O “retrofit” incluiu também uma revisão no portfólio de direitos esportivos. A Globo renunciou à caríssima exclusividade em alguns torneios e passou a dividir espaço com outros canais e plataformas de streaming. Sob o argumento de que os valores eram economicamente insustentáveis, a emissora deixou de transmitir o Campeonato Paulista e viu a Record superá-la em audiência alguns domingos.

Com um pé na TV aberta e outro no streaming, hoje Globo tem feito experiências, buscando agradar diferentes perfis de público. Num momento de grande indefinição, em 2022, exibiu praticamente ao mesmo tempo duas novelas das nove, “Todas as Flores“, no Globoplay, e “Travessia“, na TV aberta.

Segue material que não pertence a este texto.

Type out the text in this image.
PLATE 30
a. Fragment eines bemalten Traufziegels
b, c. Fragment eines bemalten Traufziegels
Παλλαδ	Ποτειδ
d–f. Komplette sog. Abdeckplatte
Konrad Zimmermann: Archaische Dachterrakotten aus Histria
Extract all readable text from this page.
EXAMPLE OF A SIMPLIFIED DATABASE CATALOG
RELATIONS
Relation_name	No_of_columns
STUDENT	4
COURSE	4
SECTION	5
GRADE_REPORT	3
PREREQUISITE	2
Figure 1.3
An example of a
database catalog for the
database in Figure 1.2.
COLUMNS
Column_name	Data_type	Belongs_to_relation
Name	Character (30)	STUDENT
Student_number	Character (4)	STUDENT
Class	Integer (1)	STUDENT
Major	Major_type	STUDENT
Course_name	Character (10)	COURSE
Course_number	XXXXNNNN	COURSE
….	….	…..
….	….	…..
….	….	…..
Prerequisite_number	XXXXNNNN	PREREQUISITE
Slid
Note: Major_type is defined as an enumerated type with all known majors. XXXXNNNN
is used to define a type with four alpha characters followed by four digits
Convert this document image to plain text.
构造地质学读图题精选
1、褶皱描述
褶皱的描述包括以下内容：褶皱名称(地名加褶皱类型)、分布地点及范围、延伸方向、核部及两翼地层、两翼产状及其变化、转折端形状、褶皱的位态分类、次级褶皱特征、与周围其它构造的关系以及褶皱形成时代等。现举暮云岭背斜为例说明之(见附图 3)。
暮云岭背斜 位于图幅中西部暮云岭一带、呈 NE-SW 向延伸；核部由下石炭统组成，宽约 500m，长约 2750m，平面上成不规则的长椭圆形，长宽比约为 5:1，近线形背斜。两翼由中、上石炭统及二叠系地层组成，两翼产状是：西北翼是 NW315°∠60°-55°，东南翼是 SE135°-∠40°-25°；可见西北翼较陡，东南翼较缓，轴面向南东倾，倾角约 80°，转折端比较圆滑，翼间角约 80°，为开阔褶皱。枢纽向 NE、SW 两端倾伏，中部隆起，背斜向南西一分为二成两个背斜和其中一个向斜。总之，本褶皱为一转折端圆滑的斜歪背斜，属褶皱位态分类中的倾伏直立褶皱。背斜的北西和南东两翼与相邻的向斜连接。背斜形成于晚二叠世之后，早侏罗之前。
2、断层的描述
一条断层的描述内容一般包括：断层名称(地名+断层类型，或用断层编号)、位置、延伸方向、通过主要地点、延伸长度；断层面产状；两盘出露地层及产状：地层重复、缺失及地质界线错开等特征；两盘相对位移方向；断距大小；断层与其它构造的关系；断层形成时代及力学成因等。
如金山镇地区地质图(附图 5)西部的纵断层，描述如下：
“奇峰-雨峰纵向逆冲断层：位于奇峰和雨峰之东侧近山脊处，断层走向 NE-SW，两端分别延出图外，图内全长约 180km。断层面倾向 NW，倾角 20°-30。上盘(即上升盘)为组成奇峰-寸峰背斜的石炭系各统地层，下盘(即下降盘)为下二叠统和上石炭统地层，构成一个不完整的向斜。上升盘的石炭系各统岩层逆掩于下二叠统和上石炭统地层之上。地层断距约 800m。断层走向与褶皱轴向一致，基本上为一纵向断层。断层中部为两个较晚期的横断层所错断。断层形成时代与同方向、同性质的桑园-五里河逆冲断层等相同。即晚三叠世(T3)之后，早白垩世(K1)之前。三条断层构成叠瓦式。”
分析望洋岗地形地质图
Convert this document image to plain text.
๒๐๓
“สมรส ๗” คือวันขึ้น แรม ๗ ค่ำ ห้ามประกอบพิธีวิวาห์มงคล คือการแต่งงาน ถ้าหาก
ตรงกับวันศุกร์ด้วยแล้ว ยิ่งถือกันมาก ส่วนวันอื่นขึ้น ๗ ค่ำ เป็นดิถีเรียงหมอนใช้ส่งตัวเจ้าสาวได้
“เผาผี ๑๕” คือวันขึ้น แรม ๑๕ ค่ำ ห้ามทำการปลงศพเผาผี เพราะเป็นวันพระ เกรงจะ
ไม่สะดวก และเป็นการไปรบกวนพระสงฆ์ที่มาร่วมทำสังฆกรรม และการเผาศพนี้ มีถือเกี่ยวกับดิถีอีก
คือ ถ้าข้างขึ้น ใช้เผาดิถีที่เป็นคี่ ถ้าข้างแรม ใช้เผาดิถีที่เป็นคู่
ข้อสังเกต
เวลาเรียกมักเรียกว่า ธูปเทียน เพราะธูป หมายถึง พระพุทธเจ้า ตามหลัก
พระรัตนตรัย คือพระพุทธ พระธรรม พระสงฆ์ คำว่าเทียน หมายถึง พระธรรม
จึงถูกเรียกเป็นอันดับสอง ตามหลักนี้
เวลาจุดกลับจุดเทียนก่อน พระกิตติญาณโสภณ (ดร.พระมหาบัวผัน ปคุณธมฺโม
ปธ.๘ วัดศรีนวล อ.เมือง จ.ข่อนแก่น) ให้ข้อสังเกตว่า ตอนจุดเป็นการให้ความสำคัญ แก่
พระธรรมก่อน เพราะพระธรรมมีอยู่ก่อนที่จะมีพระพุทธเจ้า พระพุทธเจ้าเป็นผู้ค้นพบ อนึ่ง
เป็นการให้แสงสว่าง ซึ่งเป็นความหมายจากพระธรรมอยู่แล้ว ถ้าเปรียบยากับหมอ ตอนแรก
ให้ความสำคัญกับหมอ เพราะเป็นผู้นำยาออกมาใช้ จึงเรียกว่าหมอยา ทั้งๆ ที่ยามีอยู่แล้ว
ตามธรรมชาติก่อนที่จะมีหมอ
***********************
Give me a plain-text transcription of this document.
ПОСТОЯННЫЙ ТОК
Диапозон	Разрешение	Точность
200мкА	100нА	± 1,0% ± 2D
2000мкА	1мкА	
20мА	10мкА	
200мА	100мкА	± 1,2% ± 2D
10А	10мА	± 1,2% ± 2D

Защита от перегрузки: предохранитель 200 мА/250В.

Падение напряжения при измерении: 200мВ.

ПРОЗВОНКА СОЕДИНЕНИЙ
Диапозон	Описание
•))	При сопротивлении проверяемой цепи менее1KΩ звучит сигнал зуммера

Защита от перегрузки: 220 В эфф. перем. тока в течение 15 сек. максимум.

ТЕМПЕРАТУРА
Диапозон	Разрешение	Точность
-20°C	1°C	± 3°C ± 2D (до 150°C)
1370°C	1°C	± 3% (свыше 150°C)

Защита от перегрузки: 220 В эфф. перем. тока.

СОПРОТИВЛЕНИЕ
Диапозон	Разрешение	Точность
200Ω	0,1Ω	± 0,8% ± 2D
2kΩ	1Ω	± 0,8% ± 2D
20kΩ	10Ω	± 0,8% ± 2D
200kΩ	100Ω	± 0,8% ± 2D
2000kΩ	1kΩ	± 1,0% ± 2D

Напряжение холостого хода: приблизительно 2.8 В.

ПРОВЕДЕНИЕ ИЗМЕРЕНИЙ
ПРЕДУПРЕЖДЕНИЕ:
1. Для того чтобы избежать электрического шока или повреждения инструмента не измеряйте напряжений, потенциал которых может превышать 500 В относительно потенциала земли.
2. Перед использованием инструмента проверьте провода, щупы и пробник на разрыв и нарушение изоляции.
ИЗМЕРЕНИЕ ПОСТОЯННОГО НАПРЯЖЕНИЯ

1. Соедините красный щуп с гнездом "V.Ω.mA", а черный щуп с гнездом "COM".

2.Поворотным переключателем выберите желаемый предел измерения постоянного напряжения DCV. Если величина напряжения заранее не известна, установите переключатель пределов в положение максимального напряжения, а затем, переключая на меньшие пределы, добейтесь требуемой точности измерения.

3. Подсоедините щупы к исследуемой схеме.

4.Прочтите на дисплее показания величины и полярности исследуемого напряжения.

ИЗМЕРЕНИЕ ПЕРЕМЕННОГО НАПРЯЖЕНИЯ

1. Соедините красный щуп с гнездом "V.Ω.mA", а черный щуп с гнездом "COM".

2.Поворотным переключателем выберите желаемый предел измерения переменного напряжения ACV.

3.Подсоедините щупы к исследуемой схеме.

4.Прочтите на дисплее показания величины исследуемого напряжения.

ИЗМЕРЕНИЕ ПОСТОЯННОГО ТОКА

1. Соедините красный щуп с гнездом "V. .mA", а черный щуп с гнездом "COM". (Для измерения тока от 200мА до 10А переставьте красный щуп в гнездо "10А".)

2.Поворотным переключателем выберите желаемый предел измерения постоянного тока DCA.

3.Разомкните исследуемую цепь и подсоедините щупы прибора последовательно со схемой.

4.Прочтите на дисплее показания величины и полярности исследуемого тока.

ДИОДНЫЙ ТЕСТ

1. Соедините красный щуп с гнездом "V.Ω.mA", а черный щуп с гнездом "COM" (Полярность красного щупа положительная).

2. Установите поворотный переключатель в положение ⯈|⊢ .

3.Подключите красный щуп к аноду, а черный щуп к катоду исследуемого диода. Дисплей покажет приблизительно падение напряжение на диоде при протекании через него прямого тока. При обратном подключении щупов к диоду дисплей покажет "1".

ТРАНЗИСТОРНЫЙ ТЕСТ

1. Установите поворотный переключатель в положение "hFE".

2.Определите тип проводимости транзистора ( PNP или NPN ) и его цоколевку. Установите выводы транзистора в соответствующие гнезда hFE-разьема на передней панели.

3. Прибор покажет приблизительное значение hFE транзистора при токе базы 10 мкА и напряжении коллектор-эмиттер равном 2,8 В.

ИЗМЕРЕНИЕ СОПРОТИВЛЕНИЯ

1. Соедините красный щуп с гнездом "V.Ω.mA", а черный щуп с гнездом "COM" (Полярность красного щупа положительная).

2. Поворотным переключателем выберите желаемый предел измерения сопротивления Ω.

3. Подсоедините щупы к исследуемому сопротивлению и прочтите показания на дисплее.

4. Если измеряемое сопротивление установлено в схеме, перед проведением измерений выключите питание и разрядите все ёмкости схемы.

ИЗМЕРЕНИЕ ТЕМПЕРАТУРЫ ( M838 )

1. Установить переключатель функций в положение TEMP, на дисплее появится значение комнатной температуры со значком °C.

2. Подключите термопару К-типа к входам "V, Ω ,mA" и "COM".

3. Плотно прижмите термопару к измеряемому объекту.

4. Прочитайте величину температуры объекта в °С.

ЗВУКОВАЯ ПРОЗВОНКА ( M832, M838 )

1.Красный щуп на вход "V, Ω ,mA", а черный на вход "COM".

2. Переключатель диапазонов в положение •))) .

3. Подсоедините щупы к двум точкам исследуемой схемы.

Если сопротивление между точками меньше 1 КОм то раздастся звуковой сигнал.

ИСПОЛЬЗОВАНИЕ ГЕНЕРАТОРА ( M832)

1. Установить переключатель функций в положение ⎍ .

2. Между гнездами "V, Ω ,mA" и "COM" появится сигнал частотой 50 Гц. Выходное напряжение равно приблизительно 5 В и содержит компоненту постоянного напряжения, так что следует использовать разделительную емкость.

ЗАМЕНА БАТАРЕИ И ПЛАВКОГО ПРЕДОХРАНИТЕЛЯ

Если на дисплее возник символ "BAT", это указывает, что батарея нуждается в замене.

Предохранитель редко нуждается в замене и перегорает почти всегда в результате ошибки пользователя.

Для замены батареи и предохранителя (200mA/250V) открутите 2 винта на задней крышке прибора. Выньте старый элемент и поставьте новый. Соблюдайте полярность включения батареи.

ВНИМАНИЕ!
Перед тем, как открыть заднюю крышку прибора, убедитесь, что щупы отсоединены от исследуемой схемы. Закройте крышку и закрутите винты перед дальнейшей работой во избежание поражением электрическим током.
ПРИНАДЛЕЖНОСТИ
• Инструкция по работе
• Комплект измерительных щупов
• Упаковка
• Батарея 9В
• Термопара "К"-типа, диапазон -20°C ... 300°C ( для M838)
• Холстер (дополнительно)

A lamentar que, neste processo de renovação, a emissora deixe em segundo plano a ousadia que a caracterizou em muitas áreas, sobretudo na teledramaturgia. Também é uma pena a ausência de programação regular de humor desde 2020, rompendo com uma tradição que remonta às origens.

Em janeiro do ano passado, a Globo também trocou a direção do jornalismo. Ricardo Villela é apenas o sexto profissional a ocupar essa posição nos 60 anos da Globo. Superada a incômoda posição de ter sido tratada como inimiga do governo de Jair Bolsonaro, o jornalismo da emissora vive um momento de tranquilidade na cobertura política, mas ainda deve satisfações públicas pela adesão acrítica que marcou os tempos de Lava Jato.

Diante de gigantes do streaming —como Netflix, Disney e Amazon, entre outras—, o desafio da Globo hoje não é pequeno. O maior trunfo da empresa é sua tradição e capacidade de produção de conteúdo brasileiro. Não à toa, os rivais estrangeiros estão flertando neste terreno.

A Globo espera, ainda, uma regulação do setor, que deixe as empresas em condições menos desiguais de atuação —algo essencial para que ela siga comemorando muitos anos de vida.